Long-read RNA sequencing technologies, which can read RNA sequences up to >10,000 bases long, have the potential to propel our understanding of the transcriptome by overcoming the limitations of short-read sequencing. However, long-read RNA sequencing has a much higher per-base error rate than its short-read counterpart – between 5% and 20% compared with just 0.1% for short reads. To improve the viability of long-read RNA sequencing for diagnostics and disease research, a team from the Children’s Hospital of Philadelphia (CHOP) have developed a new computational tool that yields more accurate information from error-prone RNA sequencing data.
The tool is named Error Statistics PRomoted Evaluator of Splice Site Options, or ESPRESSO, and enables the accurate discovery and quantification of RNA isoforms using long-read sequencing data. It does this by analyzing the alignment of all long RNA sequencing reads of a given gene to a corresponding reference genome in order to identify potential splice junction sites and areas of “perfect alignment” around these sites. By annotating “high-confidence” splice junctions, analyzing the error profiles of individual long reads, and borrowing information across all long reads for the given gene, ESPRESSO is able to identify splice junctions and RNA isoforms with high reliability, as well as discover novel isoforms not previously documented in existing databases.
The researchers tested ESPRESSO’s performance using both simulated data and data from real biological samples. When compared with other computational tools used to analyze long-read RNA sequencing data, ESPRESSO exhibited the highest precision and sensitivity for transcript isoform discovery, as well as the highest accuracy in transcript isoform quantification. Additionally, the team used ESPRESSO to generate and analyze more than 1 billion long RNA sequencing reads, which cover 30 human tissue types and three human cell lines, providing a valuable resource for studying human transcriptome variation at higher resolution than short-read sequencing. This study was published in Science Advances.
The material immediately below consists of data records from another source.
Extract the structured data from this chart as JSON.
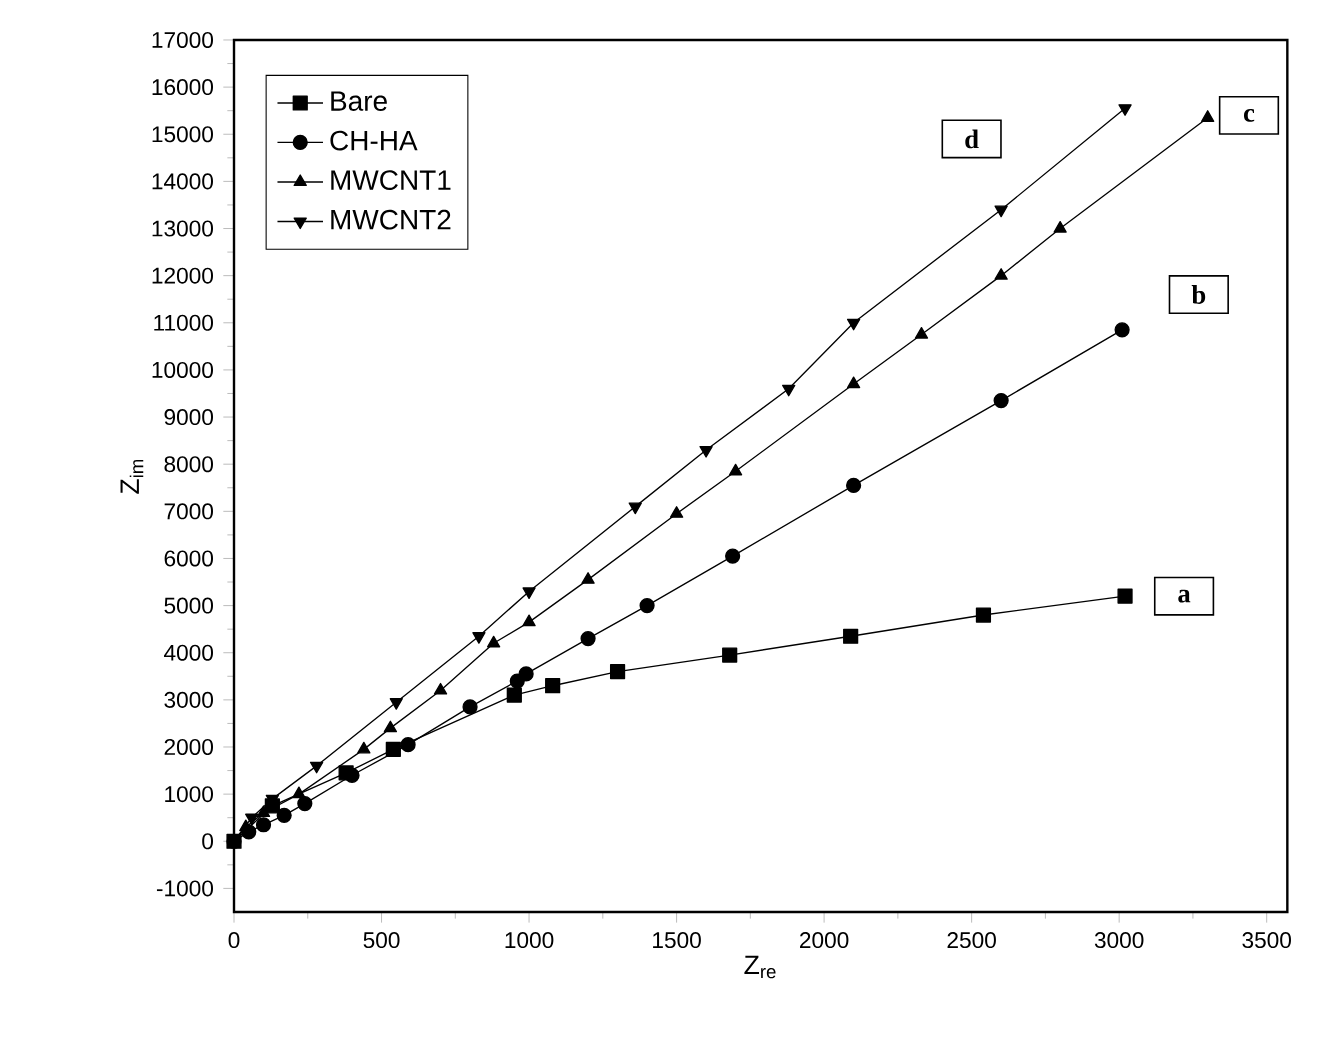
{
  "chart_data": {
    "type": "line",
    "xlabel": "Z$_{re}$",
    "ylabel": "Z$_{im}$",
    "xlim": [
      0,
      3570
    ],
    "ylim": [
      -1500,
      17000
    ],
    "xticks": [
      0,
      500,
      1000,
      1500,
      2000,
      2500,
      3000,
      3500
    ],
    "yticks": [
      -1000,
      0,
      1000,
      2000,
      3000,
      4000,
      5000,
      6000,
      7000,
      8000,
      9000,
      10000,
      11000,
      12000,
      13000,
      14000,
      15000,
      16000,
      17000
    ],
    "grid": false,
    "legend": "top left",
    "line_style": "solid",
    "series": [
      {
        "name": "Bare",
        "color": "#000000",
        "marker": "square",
        "x": [
          0,
          20,
          40,
          60,
          90,
          130,
          380,
          540,
          950,
          1080,
          1300,
          1680,
          2090,
          2540,
          3020
        ],
        "values": [
          0,
          null,
          null,
          null,
          null,
          750,
          1450,
          1950,
          3100,
          3300,
          3600,
          3950,
          4350,
          4800,
          5200
        ]
      },
      {
        "name": "CH-HA",
        "color": "#000000",
        "marker": "circle",
        "x": [
          0,
          50,
          100,
          170,
          240,
          400,
          590,
          800,
          960,
          990,
          1200,
          1400,
          1690,
          2100,
          2600,
          3010
        ],
        "values": [
          0,
          200,
          350,
          550,
          800,
          1400,
          2050,
          2850,
          3400,
          3550,
          4300,
          5000,
          6050,
          7550,
          9350,
          10850
        ]
      },
      {
        "name": "MWCNT1",
        "color": "#000000",
        "marker": "triangle",
        "x": [
          0,
          40,
          100,
          220,
          440,
          530,
          700,
          880,
          1000,
          1200,
          1500,
          1700,
          2100,
          2330,
          2600,
          2800,
          3300
        ],
        "values": [
          0,
          300,
          600,
          1000,
          1950,
          2400,
          3200,
          4200,
          4650,
          5550,
          6950,
          7850,
          9700,
          10750,
          12000,
          13000,
          15350
        ]
      },
      {
        "name": "MWCNT2",
        "color": "#000000",
        "marker": "triangle-down",
        "x": [
          0,
          30,
          60,
          130,
          280,
          550,
          830,
          1000,
          1360,
          1600,
          1880,
          2100,
          2600,
          3020
        ],
        "values": [
          0,
          null,
          500,
          900,
          1600,
          2950,
          4350,
          5300,
          7100,
          8300,
          9600,
          11000,
          13400,
          15550
        ]
      }
    ],
    "annotations": [
      {
        "text": "a",
        "x": 3220,
        "y": 5200
      },
      {
        "text": "b",
        "x": 3270,
        "y": 11600
      },
      {
        "text": "c",
        "x": 3440,
        "y": 15400
      },
      {
        "text": "d",
        "x": 2500,
        "y": 14900
      }
    ]
  }
}
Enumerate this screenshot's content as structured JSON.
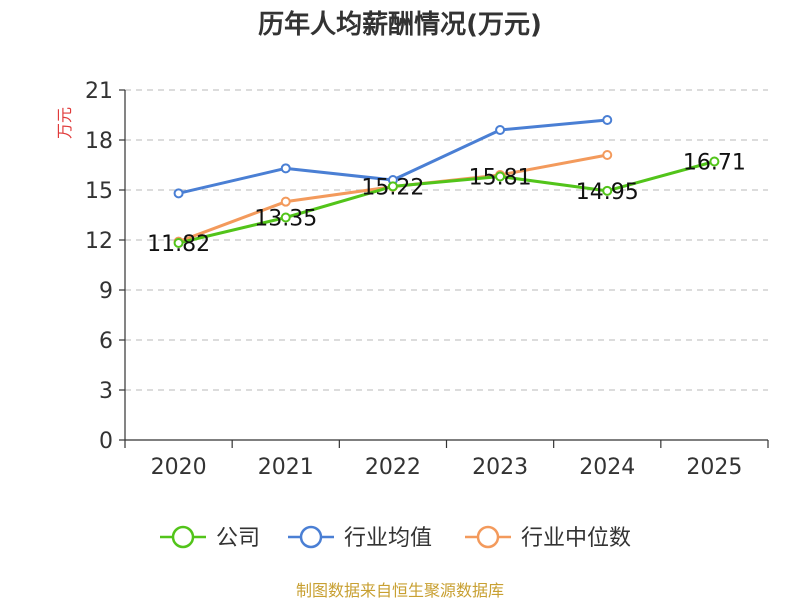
{
  "chart_data": {
    "type": "line",
    "title": "历年人均薪酬情况(万元)",
    "ylabel": "万元",
    "xlabel": "",
    "categories": [
      "2020",
      "2021",
      "2022",
      "2023",
      "2024",
      "2025"
    ],
    "ylim": [
      0,
      21
    ],
    "yticks": [
      0,
      3,
      6,
      9,
      12,
      15,
      18,
      21
    ],
    "grid": true,
    "legend_position": "bottom",
    "series": [
      {
        "name": "公司",
        "color": "#52c41a",
        "values": [
          11.82,
          13.35,
          15.22,
          15.81,
          14.95,
          16.71
        ],
        "labels": [
          "11.82",
          "13.35",
          "15.22",
          "15.81",
          "14.95",
          "16.71"
        ]
      },
      {
        "name": "行业均值",
        "color": "#4a7fd4",
        "values": [
          14.8,
          16.3,
          15.6,
          18.6,
          19.2,
          null
        ]
      },
      {
        "name": "行业中位数",
        "color": "#f39a5c",
        "values": [
          11.9,
          14.3,
          15.2,
          15.9,
          17.1,
          null
        ]
      }
    ],
    "source": "制图数据来自恒生聚源数据库"
  }
}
“ESPRESSO addresses a long-standing problem of long-read RNA sequencing and could usher in new opportunities of discovery,” said senior author Yi Xing. “We envision that ESPRESSO will be a useful tool for researchers to explore the RNA repertoire of cells in various biomedical and clinical settings.”
The data from long-read RNA sequences could potentially be used to improve diagnoses of rare genetic diseases, as well as discover new potential therapeutic targets for diseases such as cancer.
“We are probably at an inflection point in how we discover and analyze RNA molecules,” said Xing. “The transition from short-read to long-read RNA sequencing represents an exciting technological transformation, and computational tools that reliably interpret long-read RNA sequencing data are urgently needed.”